Community is a central part of Kennedy’s vision of life, as shown in his painting, “Thou Shalt Love Thy Neighbor as Thyself.” Kennedy explains that his art stems from his love for humanity, and he especially loves to paint the faces of the people that matter most to him, his close friends and family and neighbors.

“I love to see a picture of the beauty of old faces, young faces, all colors,” he says. “Everyone has their own beauty, everyone has character, and everyone goes through something. My work is based on community and family, and I love doing the faces and showing the heart and love. The heart of the community — you call it love.”

It is profoundly important for Leon Kennedy that his art serves the community. In a recent application Kennedy made for a public mural, a panelist said, “Mr. Kennedy actively builds community through his art.” His proposal was approved and the mural will be completed in 2020 at the African American Museum and Library.

“The main idea of my art is concern for people, encouraging someone else,” he said. “I love when someone loves the work, and feels touched. We’re here to serve and love and encourage one another. When I get a vision, I hope it helps someone.”

He has long had a vision as an artist. “As a child I knew that art was my vocation,” Kennedy said. Born in 1945 in Houston, Texas, he moved to the Bay Area in 1965. He lived in San Francisco’s Mission District in the 1970s and painted his first public mural in Hunter’s Point during that time.

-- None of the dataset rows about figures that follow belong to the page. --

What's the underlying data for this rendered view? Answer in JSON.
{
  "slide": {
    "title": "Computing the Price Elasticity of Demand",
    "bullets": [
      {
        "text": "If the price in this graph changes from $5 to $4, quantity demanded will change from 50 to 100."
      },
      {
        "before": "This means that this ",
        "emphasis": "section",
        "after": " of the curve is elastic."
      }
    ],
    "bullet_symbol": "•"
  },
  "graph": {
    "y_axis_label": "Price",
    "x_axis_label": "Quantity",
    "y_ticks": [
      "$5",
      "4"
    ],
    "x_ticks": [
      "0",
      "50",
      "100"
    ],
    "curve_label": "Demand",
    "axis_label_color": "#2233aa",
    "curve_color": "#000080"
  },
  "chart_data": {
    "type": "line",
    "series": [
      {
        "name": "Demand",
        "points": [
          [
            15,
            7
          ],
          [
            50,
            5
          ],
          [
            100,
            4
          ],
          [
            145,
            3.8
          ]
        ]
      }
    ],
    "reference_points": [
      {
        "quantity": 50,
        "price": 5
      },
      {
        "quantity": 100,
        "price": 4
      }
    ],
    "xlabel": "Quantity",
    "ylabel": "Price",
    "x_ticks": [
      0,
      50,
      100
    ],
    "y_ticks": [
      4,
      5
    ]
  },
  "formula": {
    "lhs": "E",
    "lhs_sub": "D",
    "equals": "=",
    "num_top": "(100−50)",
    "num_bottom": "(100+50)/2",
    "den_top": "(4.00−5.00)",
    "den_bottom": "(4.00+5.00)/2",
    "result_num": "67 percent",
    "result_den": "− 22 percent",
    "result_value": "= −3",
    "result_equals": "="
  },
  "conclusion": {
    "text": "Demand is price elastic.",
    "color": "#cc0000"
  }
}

In Oakland, Kennedy began by painting on cloth, but he soon ran out of canvas, so he started painting on bed sheets and other found materials.

It seems fitting that he often finds his “canvases” on the street. “My art studio is the street,” Kennedy explained. “I paint on bed sheets that I hang on wooden fences and building walls.”

Kennedy paints nearly every day, often working on a bed sheet or a huge piece of cloth spread out on the floor of his studio apartment. He paints while kneeling, as if immersed in prayer. He explains that artistic visions constantly come to him. Living at Oak Center Towers provides him with a steady home base as well as a community from which to draw inspiration. “I love the variety of people here, I love my view of downtown,” he said. “The staff here is so supportive; anything that needs fixed is taken care of right away. I’m also inspired by the other artists here. I’d love to bring them all together so the world can see our creativity.”

Leon Kennedy will have a public mural called Oakland Faces on display at the Oakland Public Library in January. His work will be on exhibition at the Oakland Asian Cultural Center in February as a part of the Black History Month celebration.

*This article was previously published in the Fall 2019 edition of Community Matters with quotes adapted from a Street Spirit article from April 2014.